The New York Times has an article about Justice Anthony Kennedy and how surprising it has been that he has turned into the most prominent and important crusader for LGBT equality in the nation’s history. As the Times notes, there was no reason to expect this when he was appointed to the court in 1987.
The praise now being showered on Justice Kennedy by gay rights advocates — and the deep disappointment of conservatives — would have been hard to imagine when President Ronald Reagan nominated him to the Supreme Court in 1987. Gay rights groups were more than a little wary then.
On the federal appeals court in California, where Justice Kennedy had served for 13 years, he heard five cases concerning gay rights. He voted against the gay rights claim every time.

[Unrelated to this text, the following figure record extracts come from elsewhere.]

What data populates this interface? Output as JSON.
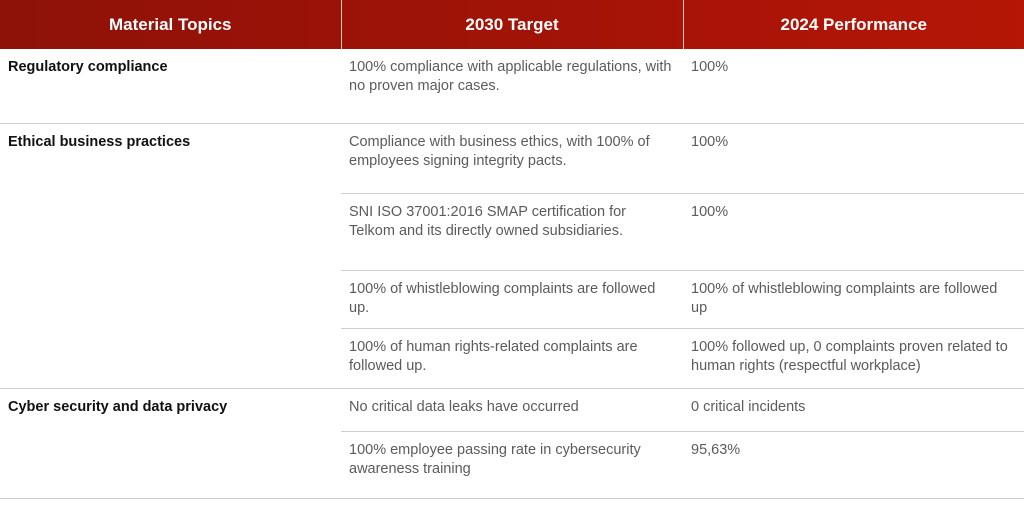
{
  "headers": [
    "Material Topics",
    "2030 Target",
    "2024 Performance"
  ],
  "groups": [
    {
      "topic": "Regulatory compliance",
      "rows": [
        {
          "target": "100% compliance with applicable regulations, with no proven major cases.",
          "performance": "100%"
        }
      ]
    },
    {
      "topic": "Ethical business practices",
      "rows": [
        {
          "target": "Compliance with business ethics, with 100% of employees signing integrity pacts.",
          "performance": "100%"
        },
        {
          "target": "SNI ISO 37001:2016 SMAP certification for Telkom and its directly owned subsidiaries.",
          "performance": "100%"
        },
        {
          "target": "100% of whistleblowing complaints are followed up.",
          "performance": "100% of whistleblowing complaints are followed up"
        },
        {
          "target": "100% of human rights-related complaints are followed up.",
          "performance": "100% followed up, 0 complaints proven related to human rights (respectful workplace)"
        }
      ]
    },
    {
      "topic": "Cyber security and data privacy",
      "rows": [
        {
          "target": "No critical data leaks have occurred",
          "performance": "0 critical incidents"
        },
        {
          "target": "100% employee passing rate in cybersecurity awareness training",
          "performance": "95,63%"
        }
      ]
    }
  ]
}
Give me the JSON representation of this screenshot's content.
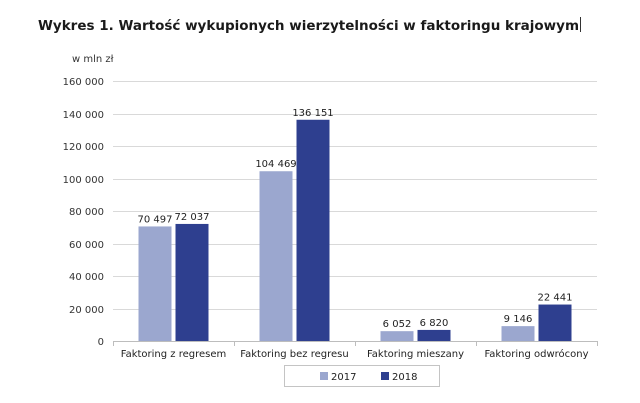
{
  "title": "Wykres 1. Wartość wykupionych wierzytelności w faktoringu krajowym",
  "chart_data": {
    "type": "bar",
    "title": "Wykres 1. Wartość wykupionych wierzytelności w faktoringu krajowym",
    "ylabel": "w mln zł",
    "xlabel": "",
    "ylim": [
      0,
      160000
    ],
    "yticks": [
      0,
      20000,
      40000,
      60000,
      80000,
      100000,
      120000,
      140000,
      160000
    ],
    "ytick_labels": [
      "0",
      "20 000",
      "40 000",
      "60 000",
      "80 000",
      "100 000",
      "120 000",
      "140 000",
      "160 000"
    ],
    "grid": true,
    "legend_position": "bottom",
    "categories": [
      "Faktoring z regresem",
      "Faktoring bez regresu",
      "Faktoring mieszany",
      "Faktoring odwrócony"
    ],
    "series": [
      {
        "name": "2017",
        "color": "#9ba7cf",
        "values": [
          70497,
          104469,
          6052,
          9146
        ],
        "labels": [
          "70 497",
          "104 469",
          "6 052",
          "9 146"
        ]
      },
      {
        "name": "2018",
        "color": "#2e3f8f",
        "values": [
          72037,
          136151,
          6820,
          22441
        ],
        "labels": [
          "72 037",
          "136 151",
          "6 820",
          "22 441"
        ]
      }
    ]
  }
}
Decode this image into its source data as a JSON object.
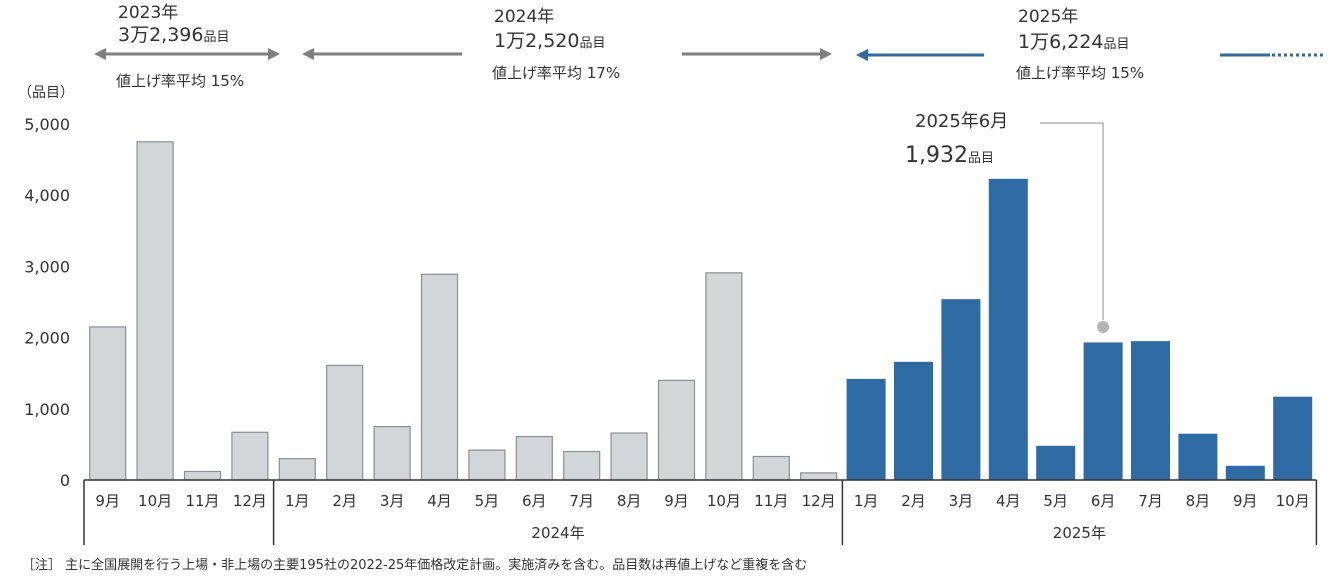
{
  "chart_data": {
    "type": "bar",
    "ylabel": "（品目）",
    "ylim": [
      0,
      5000
    ],
    "yticks": [
      {
        "value": 0,
        "label": "0"
      },
      {
        "value": 1000,
        "label": "1,000"
      },
      {
        "value": 2000,
        "label": "2,000"
      },
      {
        "value": 3000,
        "label": "3,000"
      },
      {
        "value": 4000,
        "label": "4,000"
      },
      {
        "value": 5000,
        "label": "5,000"
      }
    ],
    "categories": [
      "9月",
      "10月",
      "11月",
      "12月",
      "1月",
      "2月",
      "3月",
      "4月",
      "5月",
      "6月",
      "7月",
      "8月",
      "9月",
      "10月",
      "11月",
      "12月",
      "1月",
      "2月",
      "3月",
      "4月",
      "5月",
      "6月",
      "7月",
      "8月",
      "9月",
      "10月"
    ],
    "values": [
      2150,
      4750,
      120,
      670,
      300,
      1610,
      750,
      2890,
      420,
      610,
      400,
      660,
      1400,
      2910,
      330,
      100,
      1420,
      1660,
      2540,
      4230,
      480,
      1932,
      1950,
      650,
      200,
      1170
    ],
    "year_of_bar": [
      2023,
      2023,
      2023,
      2023,
      2024,
      2024,
      2024,
      2024,
      2024,
      2024,
      2024,
      2024,
      2024,
      2024,
      2024,
      2024,
      2025,
      2025,
      2025,
      2025,
      2025,
      2025,
      2025,
      2025,
      2025,
      2025
    ],
    "groups": [
      {
        "year": 2023,
        "label": "",
        "summary_year": "2023年",
        "summary_count": "3万2,396",
        "summary_unit": "品目",
        "summary_rate": "値上げ率平均 15%"
      },
      {
        "year": 2024,
        "label": "2024年",
        "summary_year": "2024年",
        "summary_count": "1万2,520",
        "summary_unit": "品目",
        "summary_rate": "値上げ率平均  17%"
      },
      {
        "year": 2025,
        "label": "2025年",
        "summary_year": "2025年",
        "summary_count": "1万6,224",
        "summary_unit": "品目",
        "summary_rate": "値上げ率平均  15%"
      }
    ],
    "annotation": {
      "bar_index": 21,
      "label": "2025年6月",
      "value_text": "1,932",
      "unit": "品目"
    },
    "colors": {
      "past": "#d2d6d9",
      "past_stroke": "#8a8f94",
      "current": "#2e6aa3",
      "arrow_gray": "#7f7f7f"
    },
    "grid": false
  },
  "note": "［注］ 主に全国展開を行う上場・非上場の主要195社の2022-25年価格改定計画。実施済みを含む。品目数は再値上げなど重複を含む"
}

“I have to say that Kennedy seems rather obtuse on important gay issues and must be counted as a likely vote against us on most matters likely to come before the Supreme Court,” Arthur S. Leonard, an authority on gay rights at New York Law School, wrote in The New York Native, a newspaper that focused on gay issues…
In 1987, gay rights advocates could see little of this coming. Jeffrey Levi, then the executive director of the National Gay and Lesbian Task Force, testified against Justice Kennedy at his confirmation hearings, saying that “his past opinions offer little hope to gays and lesbians challenging adverse treatment in the courts.”
Professor Levi, who now teaches health policy at George Washington University, said in an e-mail that “there was no way to predict that Justice Kennedy would ‘evolve’ as he did (given prior opinions on gays in the military, immigration and federal employment).”
So what happened? Well, part of it might just be chalked up to the general unpredictability of Supreme Court justices. This is hardly the first time we’ve seen someone change their views once they reach the high court. As a lower court judge, they are bound by precedent even if they don’t agree with it. And Supreme Court justices are insulated from the influence of public opinion and political parties more than any other part of the government, by crucial design. John Paul Stevens, Harry Blackmun, Sandra Day O’Connor and David Souter were all appointed by Republicans and became mostly reliable liberal votes on the court.
But none of that explains Kennedy’s legacy on this particular issue. We may not get any understanding of that until after he dies and his papers are made available to scholars.